Che fine ha fatto l’Ordinanza ministeriale sulla prossima Mobilità 2016/2017? Oramai è ufficiale: il Ministero della Funzione Pubblica, con a capo Marianna Madia, dice no alla bozza di contrattazione sulla mobilità firmata lo scorso 10 febbraio dalle principali sigle sindacali e dalla delegazione del Miur. Tutto bloccato e il calendario slitta di giorno in giorno. La motivazione è unica nel suo genere: secondo la Madia permangono molte perplessità rispetto all’impianto della Legge 107/2015 e quindi si richiede un nuovo incontro tra le parti per risolvere una situazione particolare che si è venuta a creare in questi primi giorni di primavera.
I tempi sono slittati e si sta cercando il modo migliore per riprogrammare il calendario delle scadenze istituzionali. Intanto, qualcuno è seriamente preoccupato per il procrastinarsi delle procedure di mobilità perché, come conseguenza, comprometterebbero le future assunzioni del nuovo personale assunto dal prossimo Concorso a cattedra 2016, originariamente pensato per il primo settembre. Una tragicomica a tutti gli effetti, quella che si sta consumando in queste ore e a farne le spese con la lenta burocrazia saranno, come sempre, gli stessi lavoratori della scuola pubblica.

Il motivo di questo ritardo sulla Mobilità?

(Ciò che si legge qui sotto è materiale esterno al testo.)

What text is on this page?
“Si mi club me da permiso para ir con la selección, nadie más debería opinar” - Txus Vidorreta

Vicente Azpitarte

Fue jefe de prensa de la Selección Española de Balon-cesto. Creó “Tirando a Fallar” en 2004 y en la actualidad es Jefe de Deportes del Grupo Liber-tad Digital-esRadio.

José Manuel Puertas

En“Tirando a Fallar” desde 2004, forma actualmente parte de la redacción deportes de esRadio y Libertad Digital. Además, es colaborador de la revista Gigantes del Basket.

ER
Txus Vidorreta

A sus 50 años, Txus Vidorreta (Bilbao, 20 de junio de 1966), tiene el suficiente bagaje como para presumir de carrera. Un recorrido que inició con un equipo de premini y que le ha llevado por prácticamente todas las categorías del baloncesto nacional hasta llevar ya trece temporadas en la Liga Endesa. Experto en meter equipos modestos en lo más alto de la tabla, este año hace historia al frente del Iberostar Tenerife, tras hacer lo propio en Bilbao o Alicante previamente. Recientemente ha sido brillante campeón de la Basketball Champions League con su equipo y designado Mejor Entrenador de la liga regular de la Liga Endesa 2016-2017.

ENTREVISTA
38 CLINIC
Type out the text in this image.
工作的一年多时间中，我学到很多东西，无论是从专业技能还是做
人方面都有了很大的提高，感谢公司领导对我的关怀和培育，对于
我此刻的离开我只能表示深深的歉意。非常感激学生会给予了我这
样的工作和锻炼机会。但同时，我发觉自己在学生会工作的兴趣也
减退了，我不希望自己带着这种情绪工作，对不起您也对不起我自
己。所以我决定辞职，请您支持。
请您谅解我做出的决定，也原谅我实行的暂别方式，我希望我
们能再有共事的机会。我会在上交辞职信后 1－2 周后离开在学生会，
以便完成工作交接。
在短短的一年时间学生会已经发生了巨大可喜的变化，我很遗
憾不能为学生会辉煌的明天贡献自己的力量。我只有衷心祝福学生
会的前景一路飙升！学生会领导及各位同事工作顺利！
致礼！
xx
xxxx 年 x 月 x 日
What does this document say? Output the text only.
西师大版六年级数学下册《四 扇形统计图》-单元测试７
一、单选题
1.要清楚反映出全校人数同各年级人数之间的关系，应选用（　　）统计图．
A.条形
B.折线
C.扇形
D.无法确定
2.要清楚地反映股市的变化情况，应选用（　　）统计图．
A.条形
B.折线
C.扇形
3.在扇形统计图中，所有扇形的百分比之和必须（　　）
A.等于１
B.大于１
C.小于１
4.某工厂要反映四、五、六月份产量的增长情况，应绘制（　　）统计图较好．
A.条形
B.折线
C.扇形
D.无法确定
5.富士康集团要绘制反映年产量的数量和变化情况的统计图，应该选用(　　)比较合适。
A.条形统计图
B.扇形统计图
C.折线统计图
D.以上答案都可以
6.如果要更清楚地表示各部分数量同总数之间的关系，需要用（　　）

Il Ministero della Funzione Pubblica non vuole deroghe alla 107/2015

Intanto, saltano fuori alcune notizie più precise circa le assordanti perplessità dei vari Dicasteri coinvolti in queste ore nella clamorosa vicenda sulla mobilità. In pratica, le questioni di pregiudizio riguardano le deroghe contenute nel precedente accordo. La Legge 107/2015, secondo qualcuno, non può subire eccessive modifiche rispetto all’impianto preciso per cui è stata concepita dal governo Renzi. Il primo motivo riguarda la contestatissima ‘chiama diretta‘ e la proroga di un anno anche per quanto riguarda la mobilità su scuola e non su ambito, così come stabilito nella ‘bozza di accordo‘ di febbraio 2016.
La tanto attesa Ordinanza ministeriale sulla mobilità 2016/2017 non sarà emanata se prima non si ridiscute il tanto chiacchierato accordo del 10 febbraio tra lo stesso Ministero di Viale Trastevere e i Sindacati. Intanto, i ben pensanti ritengono impossibile rispettare i tempi e le modalità per assumere, dal primo settembre, i futuri docenti vincitori del prossimo Concorso. Le assunzioni, se ci saranno, dovranno necessariamente essere spostate dopo l’inizio del prossimo anno scolastico.